Why do we study ferdinand magellan




















Subscribe to the Biography newsletter to receive stories about the people who shaped our world and the stories that shaped their lives. Henry the Navigator, a 15th century Portuguese prince, helped usher in both the Age of Discovery and the Atlantic slave trade. He was married to Marie Antoinette and was executed for treason by guillotine in Henry IV granted religious freedom to Protestants by issuing the Edict of Nantes during his reign as king of France, from to She was also a staunch advocate for women's rights.

Portuguese explorer Vasco da Gama was commissioned by the Portuguese king to find a maritime route to the East. He was the first person to sail directly from Europe to India.

While in the service of Spain, the Portuguese explorer Ferdinand Magellan led the first European voyage of discovery to circumnavigate the globe. Olivia Rodrigo —. Megan Thee Stallion —. Bowen Yang —.

See More. As a page to queen consort Eleanor and Manuel I, he experienced court life in Lisbon. But the young man had a sense of adventure, and took part in a string of Portuguese voyages designed to discover and seize lucrative spice routes in Africa and India. At the time, Portugal and Spain were involved in an intense rivalry to see who could find and claim new territory where they could source the spices coveted by European aristocrats. In , Magellan joined the fight, traveling to India, Malaysia, and Indonesia.

But his days in service to Portugal were numbered: He was accused of illegal trading and fell out with Manuel I, who turned down his proposal to locate a new spice route. Magellan was convinced that by sailing west instead of east and going through a rumored strait through South America, he could map a new route to Indonesia and India.

The captain stood to gain great wealth and status from the trip: Charles gave him a decade-long monopoly on any route he might discover, a cut of the profits, and a noble title to boot. But he was in an awkward position when it came to his majority-Spanish crew and his royal mission.

One ship wrecked; another ditched the expedition altogether and headed back to Spain. The captain struggled to regain control of his men, but once he did, the repercussions were swift and harsh. He ordered some of the mutineers beheaded and quartered; others were marooned or forced into hard labor. As the crew forged across the Pacific Ocean, food spoiled and scurvy and starvation struck.

Magellan and his men briefly made landfall in what was likely Guam , where they killed indigenous people and burned their homes in response to the theft of a small boat. A month later, the expedition reached the Philippines. It turned out he was likely raised there before his enslavement—making him, not Magellan, the first person to circumnavigate the globe. Instead, he demanded that local Mactan people convert to Christianity and became embroiled in a rivalry between Humabon and Lapu-Lapu, two local chieftains.

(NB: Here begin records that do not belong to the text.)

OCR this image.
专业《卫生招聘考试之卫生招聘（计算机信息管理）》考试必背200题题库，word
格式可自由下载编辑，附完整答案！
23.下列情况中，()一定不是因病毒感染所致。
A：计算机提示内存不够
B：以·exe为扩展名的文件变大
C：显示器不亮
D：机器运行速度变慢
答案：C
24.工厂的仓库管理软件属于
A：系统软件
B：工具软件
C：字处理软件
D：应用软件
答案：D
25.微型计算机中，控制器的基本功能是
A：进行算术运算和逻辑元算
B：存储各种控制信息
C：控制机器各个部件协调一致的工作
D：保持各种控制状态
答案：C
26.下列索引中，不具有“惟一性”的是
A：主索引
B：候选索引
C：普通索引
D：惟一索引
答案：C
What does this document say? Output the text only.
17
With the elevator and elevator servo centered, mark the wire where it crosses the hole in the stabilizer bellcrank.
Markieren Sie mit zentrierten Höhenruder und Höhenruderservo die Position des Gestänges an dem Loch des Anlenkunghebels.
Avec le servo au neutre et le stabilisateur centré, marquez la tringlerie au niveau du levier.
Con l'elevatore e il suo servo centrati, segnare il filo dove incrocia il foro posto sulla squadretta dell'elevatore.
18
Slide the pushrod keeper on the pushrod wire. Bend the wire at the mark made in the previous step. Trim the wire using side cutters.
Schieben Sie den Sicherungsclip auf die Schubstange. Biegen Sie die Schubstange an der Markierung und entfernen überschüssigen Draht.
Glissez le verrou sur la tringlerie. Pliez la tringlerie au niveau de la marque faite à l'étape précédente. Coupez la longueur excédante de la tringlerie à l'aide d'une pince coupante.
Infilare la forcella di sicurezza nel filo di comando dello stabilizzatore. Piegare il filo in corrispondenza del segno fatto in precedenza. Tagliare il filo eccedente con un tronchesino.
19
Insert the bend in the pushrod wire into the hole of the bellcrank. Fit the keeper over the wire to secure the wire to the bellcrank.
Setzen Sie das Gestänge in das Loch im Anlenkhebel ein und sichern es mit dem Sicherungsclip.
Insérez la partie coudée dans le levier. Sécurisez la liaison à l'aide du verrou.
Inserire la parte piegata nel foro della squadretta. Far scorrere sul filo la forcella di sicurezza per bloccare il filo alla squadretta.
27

They returned to Spain in September Ferdinand Magellan set off from Spain years ago on an epoch-making voyage to sail all the way around the globe for the first time. The Portuguese explorer was killed by islanders in the Philippines two years into the adventure, leaving Spaniard Juan Sebastian Elcano to complete the three-year trip. But it is Magellan's name that is forever associated with the voyage. Here are five ways in which Magellan's voyage marked human history and continues to inspire scientists and explorers today.

Magellan's voyage was a turning point in history, as unique as the first manned journey into outer space and the later moon landings, said NASA scientist Alan Stern, leader of its New Horizons interplanetary space probe. I would call it the first planetary event, in the same way that Yuri Gagarin was the first off-planetary event" when the Soviet cosmonaut went into outer space.

Magellan's voyage rewrote the maps and geography books. He was the first to discover the strait, which now bears his name, linking the Atlantic and Pacific oceans at the tip of South America. By now one of his ships had deserted, but the other four started the journey across their new-found sea. To everyone's amazement, the crossing was to take three months and 20 days.

Magellan and his men suffered terrible hunger on the voyage. They ran out of fresh food and many died of scurvy. No: he was killed in a fight with islanders in the Philippines. In fact, the first person to sail around the world was a Malaysian, who had come back to Europe with Magellan many years before and then went as an interpreter on his later voyage. The first European to complete the circumnavigation was Magellan's second-in-command, Juan Sebastian de Elcano, who took over after his death.